We haven’t heard a prayer from the Archdiocese about the funding for public education. An aside – can anyone make the case for change without shaming or creating an enemy?

Essentially, no one has been a cheerleader education as a whole.

One newspaper article described Superintendent John White’s position on the $25 million drop in the funding for the department since 2012 as “acceptable.” However, a healthy budget created the space to innovate, experiment and increase diversity among and between education programs.

Jindal’s legacy actually renounces conservative thinking that you can cut your way to success. Education has been devalued during Jindal’s tenure. This was especially true in higher education in the state. If K-12 advocates continue to fight each other, then they effectively manage their own downfalls. At some point educators must push back on the thinking that less is more. It makes education seem like a luxury item that can be cut.

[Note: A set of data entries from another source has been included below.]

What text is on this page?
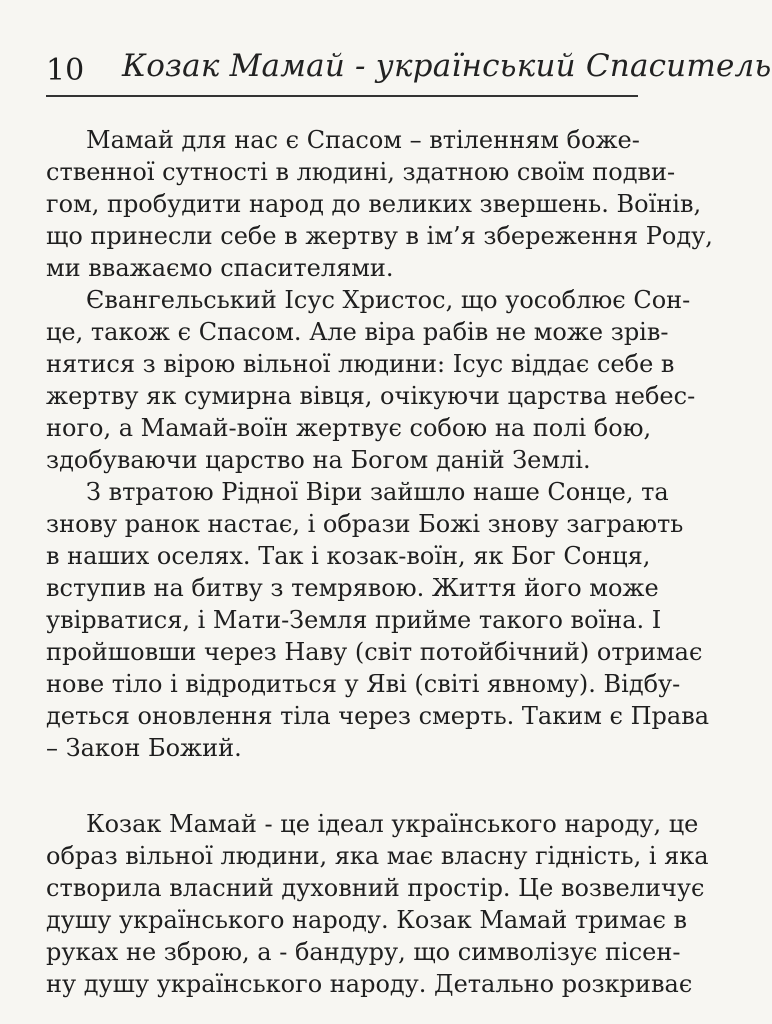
10 Козак Мамай - український Спаситель
Мамай для нас є Спасом – втіленням боже-
ственної сутності в людині, здатною своїм подви-
гом, пробудити народ до великих звершень. Воїнів,
що принесли себе в жертву в ім’я збереження Роду,
ми вважаємо спасителями.
Євангельський Ісус Христос, що уособлює Сон-
це, також є Спасом. Але віра рабів не може зрів-
нятися з вірою вільної людини: Ісус віддає себе в
жертву як сумирна вівця, очікуючи царства небес-
ного, а Мамай-воїн жертвує собою на полі бою,
здобуваючи царство на Богом даній Землі.
З втратою Рідної Віри зайшло наше Сонце, та
знову ранок настає, і образи Божі знову заграють
в наших оселях. Так і козак-воїн, як Бог Сонця,
вступив на битву з темрявою. Життя його може
увірватися, і Мати-Земля прийме такого воїна. І
пройшовши через Наву (світ потойбічний) отримає
нове тіло і відродиться у Яві (світі явному). Відбу-
деться оновлення тіла через смерть. Таким є Права
– Закон Божий.
Козак Мамай - це ідеал українського народу, це
образ вільної людини, яка має власну гідність, і яка
створила власний духовний простір. Це возвеличує
душу українського народу. Козак Мамай тримає в
руках не зброю, а - бандуру, що символізує пісен-
ну душу українського народу. Детально розкриває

In the Supreme Court case Plyler v. Doe, Justice Marshall clarified that education is not a fundamental right that is guaranteed by the U.S. Constitution (K-12 education is protected by the state constitution). However, Marshall asserted that education is afforded “extraordinary treatment” because citizens or potential citizens cannot achieve any meaningful degree of individual equality without it. Education should not be cut like office supply budgets.

In the end, state lawmakers temporarily increased taxes as a stopgap measure and punted the business of having to make game changing cuts to upcoming traditional and special legislative sessions. There was a small statement offered by the Louisiana Democratic Party signaling a bi-partisan fight to defend teachers. But during the tumult of the special session, no one mobilized educators of all stripes to create a firewall to ward off inevitable attempts to hurt education.

Who’s championing education with a capital “E”? Where is the leadership that seeks a funding framework that allows all education types to evolve and improve?

Gov. Edwards is looking for bipartisan support among some of the largest sectors to help make the case for permanent tax increases to fill looming budget holes for the next and subsequent fiscal years. Instead of leadership, Edwards got a barrel of crabs. But it’s not too late for someone to use his or her humanness to stand and say that education deserves more money and respect than it currently receives.

It’s long past the time to separate the crabs from the educated leaders. Highly educated people evolve from the self-serving political tactics that don’t work for crabs either.